“I will answer very simply that the internet will disappear,” Schmidt said on Thursday at the ongoing World Economic Forum in Davos, Switzerland. Why?
“There will be so many IP addresses, … so many devices, sensors, things that you are wearing, things that you are interacting with that you won’t even sense it, it will be part of your presence all the time,”he explained. “Imagine you walk into a room, and the room is dynamic. And with your permission and all of that, you are interacting with the things going on in the room.”
Schmidt spoke on the theme “The Future of the Digital Economy”. He predicts highly personalized, highly interactive and very, and he said, a very interesting world emerges.
World Should Expect The Death Of Piracy
Harvard professors at the World Economic Forum in Davos Thursday and assembled elite heard that the notion of individual privacy is effectively dead.
“Welcome to today. We’re already in that world,” said Margo Seltzer, a professor in computer science at Harvard University.
“Privacy as we knew it in the past is no longer feasible … How we conventionally think of privacy is dead,’ she added.
Sophia Roosth, a researcher in genetics said, intelligence agents were already asked to collect genetic information on foreign leaders to determine things like susceptibility to disease and life expectancy. said it was “inevitable” that one’s personal genetic information would enter more and more into the public sphere.
“We are at the dawn of the age of genetic McCarthyism,” she said, referring to witchhunts against Communists in 1950s America.
What’s more, Seltzer imagined a world in which tiny robot drones flew around, the size of mosquitoes, extracting a sample of your DNA for analysis by, say, the government or an insurance firm.
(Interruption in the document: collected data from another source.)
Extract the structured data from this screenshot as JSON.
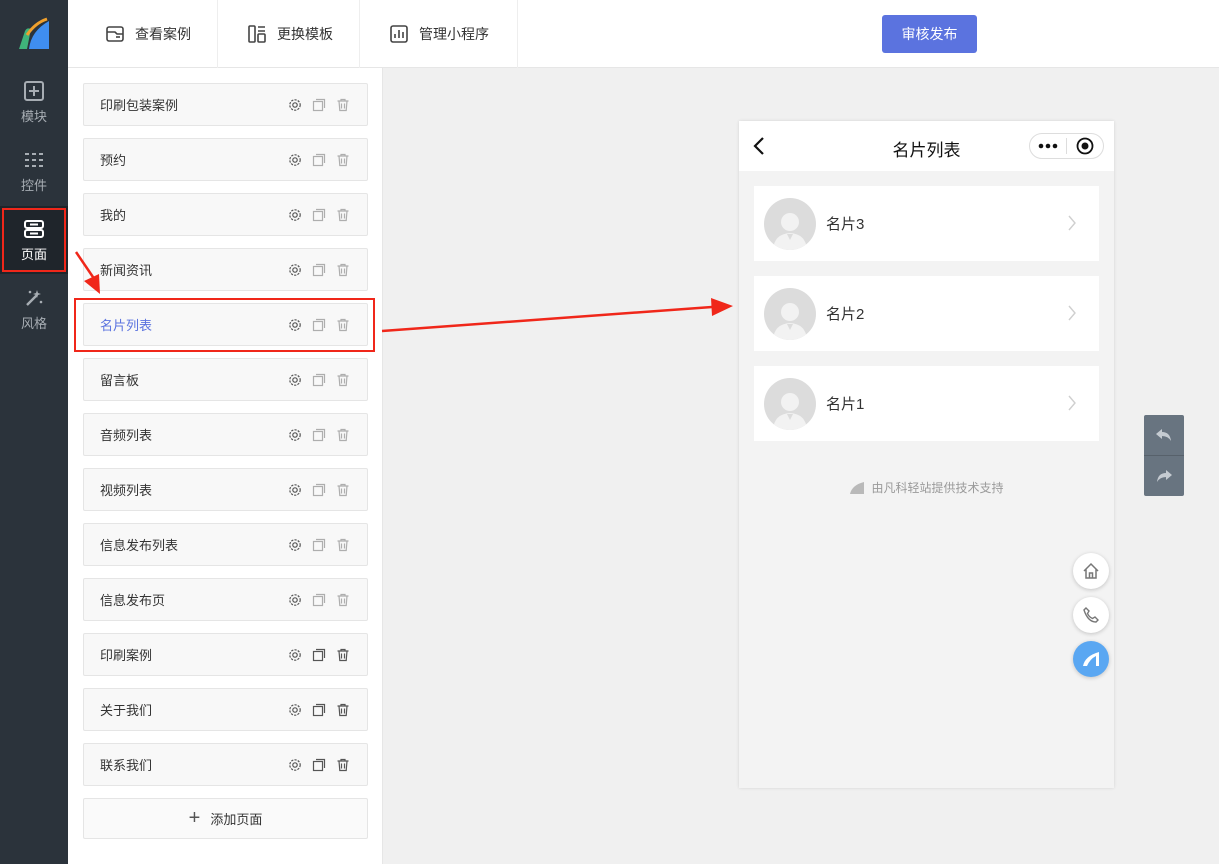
{
  "nav": {
    "items": [
      {
        "label": "模块",
        "icon": "plus-square-icon"
      },
      {
        "label": "控件",
        "icon": "sliders-icon"
      },
      {
        "label": "页面",
        "icon": "pages-icon"
      },
      {
        "label": "风格",
        "icon": "magic-wand-icon"
      }
    ],
    "active_index": 2
  },
  "toolbar": {
    "view_cases": "查看案例",
    "change_template": "更换模板",
    "manage_miniapp": "管理小程序",
    "publish": "审核发布"
  },
  "pages": [
    {
      "label": "印刷包装案例",
      "deletable": false
    },
    {
      "label": "预约",
      "deletable": false
    },
    {
      "label": "我的",
      "deletable": false
    },
    {
      "label": "新闻资讯",
      "deletable": false
    },
    {
      "label": "名片列表",
      "deletable": false,
      "selected": true
    },
    {
      "label": "留言板",
      "deletable": false
    },
    {
      "label": "音频列表",
      "deletable": false
    },
    {
      "label": "视频列表",
      "deletable": false
    },
    {
      "label": "信息发布列表",
      "deletable": false
    },
    {
      "label": "信息发布页",
      "deletable": false
    },
    {
      "label": "印刷案例",
      "deletable": true
    },
    {
      "label": "关于我们",
      "deletable": true
    },
    {
      "label": "联系我们",
      "deletable": true
    }
  ],
  "add_page": "添加页面",
  "phone": {
    "title": "名片列表",
    "cards": [
      {
        "name": "名片3"
      },
      {
        "name": "名片2"
      },
      {
        "name": "名片1"
      }
    ],
    "powered_by": "由凡科轻站提供技术支持"
  },
  "colors": {
    "accent": "#5b73df",
    "highlight": "#f0271a",
    "nav_bg": "#2b333b"
  }
}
Invasions of privacy are “going to become more pervasive,” she predicted. “It’s not whether this is going to happen, it’s already happening … We live in a surveillance state today.”
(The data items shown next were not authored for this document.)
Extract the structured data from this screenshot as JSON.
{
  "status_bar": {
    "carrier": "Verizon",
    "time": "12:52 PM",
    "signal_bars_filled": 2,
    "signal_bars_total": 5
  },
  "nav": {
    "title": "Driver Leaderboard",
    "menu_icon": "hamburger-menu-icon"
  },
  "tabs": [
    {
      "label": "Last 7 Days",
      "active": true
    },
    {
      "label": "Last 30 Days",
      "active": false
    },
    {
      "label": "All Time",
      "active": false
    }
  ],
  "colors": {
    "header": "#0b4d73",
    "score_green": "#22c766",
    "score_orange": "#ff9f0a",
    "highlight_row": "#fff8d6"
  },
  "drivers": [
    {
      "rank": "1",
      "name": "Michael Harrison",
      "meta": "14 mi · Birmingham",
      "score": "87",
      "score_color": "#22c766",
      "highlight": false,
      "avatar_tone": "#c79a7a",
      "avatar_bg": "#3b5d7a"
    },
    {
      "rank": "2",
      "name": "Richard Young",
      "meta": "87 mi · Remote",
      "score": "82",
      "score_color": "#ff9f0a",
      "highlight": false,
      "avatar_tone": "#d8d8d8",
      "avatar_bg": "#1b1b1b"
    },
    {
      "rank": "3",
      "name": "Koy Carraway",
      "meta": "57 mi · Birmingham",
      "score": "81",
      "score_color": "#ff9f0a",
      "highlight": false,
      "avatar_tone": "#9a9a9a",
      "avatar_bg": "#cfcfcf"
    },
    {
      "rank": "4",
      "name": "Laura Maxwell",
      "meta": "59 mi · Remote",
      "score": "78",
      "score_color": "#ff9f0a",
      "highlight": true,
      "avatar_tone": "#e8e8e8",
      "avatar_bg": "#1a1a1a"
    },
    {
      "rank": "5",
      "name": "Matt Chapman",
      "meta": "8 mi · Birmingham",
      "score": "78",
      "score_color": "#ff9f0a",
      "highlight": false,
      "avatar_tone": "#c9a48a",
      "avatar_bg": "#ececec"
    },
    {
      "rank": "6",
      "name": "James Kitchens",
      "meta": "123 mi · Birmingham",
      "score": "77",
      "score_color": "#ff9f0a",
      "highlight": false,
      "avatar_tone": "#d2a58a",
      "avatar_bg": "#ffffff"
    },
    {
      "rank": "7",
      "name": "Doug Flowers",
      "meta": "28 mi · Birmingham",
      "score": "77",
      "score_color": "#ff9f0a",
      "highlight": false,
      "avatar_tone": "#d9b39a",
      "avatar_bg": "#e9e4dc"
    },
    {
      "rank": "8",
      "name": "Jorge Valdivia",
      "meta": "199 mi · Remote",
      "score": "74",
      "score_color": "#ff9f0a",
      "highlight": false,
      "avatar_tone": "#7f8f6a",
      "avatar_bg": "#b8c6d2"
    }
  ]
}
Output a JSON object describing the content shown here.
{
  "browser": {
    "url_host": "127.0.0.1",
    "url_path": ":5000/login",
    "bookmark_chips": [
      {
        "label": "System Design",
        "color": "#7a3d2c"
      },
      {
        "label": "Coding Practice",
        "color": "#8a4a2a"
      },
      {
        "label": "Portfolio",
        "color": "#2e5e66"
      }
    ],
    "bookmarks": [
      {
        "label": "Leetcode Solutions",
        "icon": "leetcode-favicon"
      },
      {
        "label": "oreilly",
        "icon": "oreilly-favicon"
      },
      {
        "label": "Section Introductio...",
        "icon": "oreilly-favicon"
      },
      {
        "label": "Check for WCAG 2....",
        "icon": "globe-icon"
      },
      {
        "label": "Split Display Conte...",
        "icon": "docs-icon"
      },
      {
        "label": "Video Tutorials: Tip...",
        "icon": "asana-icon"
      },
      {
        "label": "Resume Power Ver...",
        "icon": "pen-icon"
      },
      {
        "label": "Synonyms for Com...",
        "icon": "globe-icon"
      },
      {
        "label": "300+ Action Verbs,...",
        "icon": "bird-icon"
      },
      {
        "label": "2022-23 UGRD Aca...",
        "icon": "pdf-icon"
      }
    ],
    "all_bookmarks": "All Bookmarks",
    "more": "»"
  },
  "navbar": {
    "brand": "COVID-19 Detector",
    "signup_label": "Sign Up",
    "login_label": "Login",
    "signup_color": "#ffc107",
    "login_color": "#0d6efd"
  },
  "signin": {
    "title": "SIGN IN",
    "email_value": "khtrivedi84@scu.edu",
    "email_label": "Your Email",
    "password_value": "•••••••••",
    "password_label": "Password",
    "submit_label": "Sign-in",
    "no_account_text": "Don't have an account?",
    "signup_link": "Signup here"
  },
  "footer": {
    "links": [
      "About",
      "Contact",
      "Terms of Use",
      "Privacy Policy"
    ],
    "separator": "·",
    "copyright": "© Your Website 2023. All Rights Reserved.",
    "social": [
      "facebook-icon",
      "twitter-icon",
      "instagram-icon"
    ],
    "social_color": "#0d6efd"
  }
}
Political scientist tackled the controversial subject of encrypted communications and the idea of regulating to ensure governments can always see even encrypted messages in the interests of national security.
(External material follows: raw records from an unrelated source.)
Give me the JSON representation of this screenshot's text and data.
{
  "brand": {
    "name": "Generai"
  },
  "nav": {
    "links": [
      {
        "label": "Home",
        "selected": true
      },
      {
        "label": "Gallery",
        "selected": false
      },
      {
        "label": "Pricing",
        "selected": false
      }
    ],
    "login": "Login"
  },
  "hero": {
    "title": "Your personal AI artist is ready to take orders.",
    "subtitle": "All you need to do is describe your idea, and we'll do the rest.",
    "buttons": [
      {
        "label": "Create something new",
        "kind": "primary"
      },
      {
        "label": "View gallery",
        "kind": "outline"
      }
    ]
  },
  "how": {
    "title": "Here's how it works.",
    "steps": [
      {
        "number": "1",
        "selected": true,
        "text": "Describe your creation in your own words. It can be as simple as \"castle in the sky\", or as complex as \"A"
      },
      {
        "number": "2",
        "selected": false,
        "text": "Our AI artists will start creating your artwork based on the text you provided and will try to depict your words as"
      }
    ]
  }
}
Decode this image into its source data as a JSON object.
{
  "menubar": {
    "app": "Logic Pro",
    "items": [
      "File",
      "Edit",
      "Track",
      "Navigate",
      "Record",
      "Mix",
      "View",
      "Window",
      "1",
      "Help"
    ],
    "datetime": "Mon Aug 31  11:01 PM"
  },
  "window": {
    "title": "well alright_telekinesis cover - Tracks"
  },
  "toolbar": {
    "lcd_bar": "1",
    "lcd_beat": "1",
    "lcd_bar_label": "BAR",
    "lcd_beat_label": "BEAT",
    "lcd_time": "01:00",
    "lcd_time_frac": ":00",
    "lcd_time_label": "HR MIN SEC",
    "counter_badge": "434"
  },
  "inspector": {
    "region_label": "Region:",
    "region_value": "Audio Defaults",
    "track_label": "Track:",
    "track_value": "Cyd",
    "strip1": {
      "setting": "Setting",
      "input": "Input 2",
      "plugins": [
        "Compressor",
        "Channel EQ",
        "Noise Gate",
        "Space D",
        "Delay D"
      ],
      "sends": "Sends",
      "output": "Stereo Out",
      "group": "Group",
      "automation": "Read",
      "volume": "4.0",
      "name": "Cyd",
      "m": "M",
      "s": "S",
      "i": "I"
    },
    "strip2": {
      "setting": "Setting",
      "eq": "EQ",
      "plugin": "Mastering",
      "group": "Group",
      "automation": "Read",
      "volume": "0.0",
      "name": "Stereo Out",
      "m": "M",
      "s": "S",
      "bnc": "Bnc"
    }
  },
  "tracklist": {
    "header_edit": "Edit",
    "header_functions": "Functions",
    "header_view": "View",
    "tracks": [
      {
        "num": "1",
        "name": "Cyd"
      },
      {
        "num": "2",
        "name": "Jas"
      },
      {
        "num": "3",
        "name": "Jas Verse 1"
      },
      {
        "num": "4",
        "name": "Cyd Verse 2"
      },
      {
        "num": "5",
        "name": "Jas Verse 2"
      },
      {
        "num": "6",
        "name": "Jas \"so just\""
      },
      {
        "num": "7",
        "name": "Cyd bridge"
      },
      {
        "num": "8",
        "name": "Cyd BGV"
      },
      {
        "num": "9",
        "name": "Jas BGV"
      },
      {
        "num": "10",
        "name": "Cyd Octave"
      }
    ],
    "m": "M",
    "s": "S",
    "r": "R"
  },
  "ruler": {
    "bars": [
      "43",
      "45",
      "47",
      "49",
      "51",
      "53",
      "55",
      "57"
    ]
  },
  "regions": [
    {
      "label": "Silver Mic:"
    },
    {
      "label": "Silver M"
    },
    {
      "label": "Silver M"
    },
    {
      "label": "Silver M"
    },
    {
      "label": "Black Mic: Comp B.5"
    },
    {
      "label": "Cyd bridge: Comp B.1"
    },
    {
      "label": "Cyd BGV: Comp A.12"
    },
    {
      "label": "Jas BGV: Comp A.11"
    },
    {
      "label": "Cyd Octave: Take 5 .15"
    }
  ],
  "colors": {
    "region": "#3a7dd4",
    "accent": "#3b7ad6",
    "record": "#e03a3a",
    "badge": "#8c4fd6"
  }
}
Joseph Nye , a political scientist posits that “governments are talking about putting in back doors for communication so that terrorists can’t communicate without being spied on. The problem is that if governments can do that, so can the bad guys,”
“Are you more worried about big brother or your nasty little cousin?”
In the same way we can send tiny drones to spy on people, we can send the same machine into an Ebola ward to “zap the germs,” Seltzer said. “The technology is there, it is up to us how to use it,” she added.
And at a separate session on artificial intelligence, panelists appeared to accept the limit on privacy as part of modern life.
Rodney Brooks, chairman of Rethink Robotics, an American tech firm, took the example of Google Maps guessing – usually correctly – where you want to go.
“At first, I found that spooky and kind of scary. Then I realized, actually, it’s kind of useful,” he said.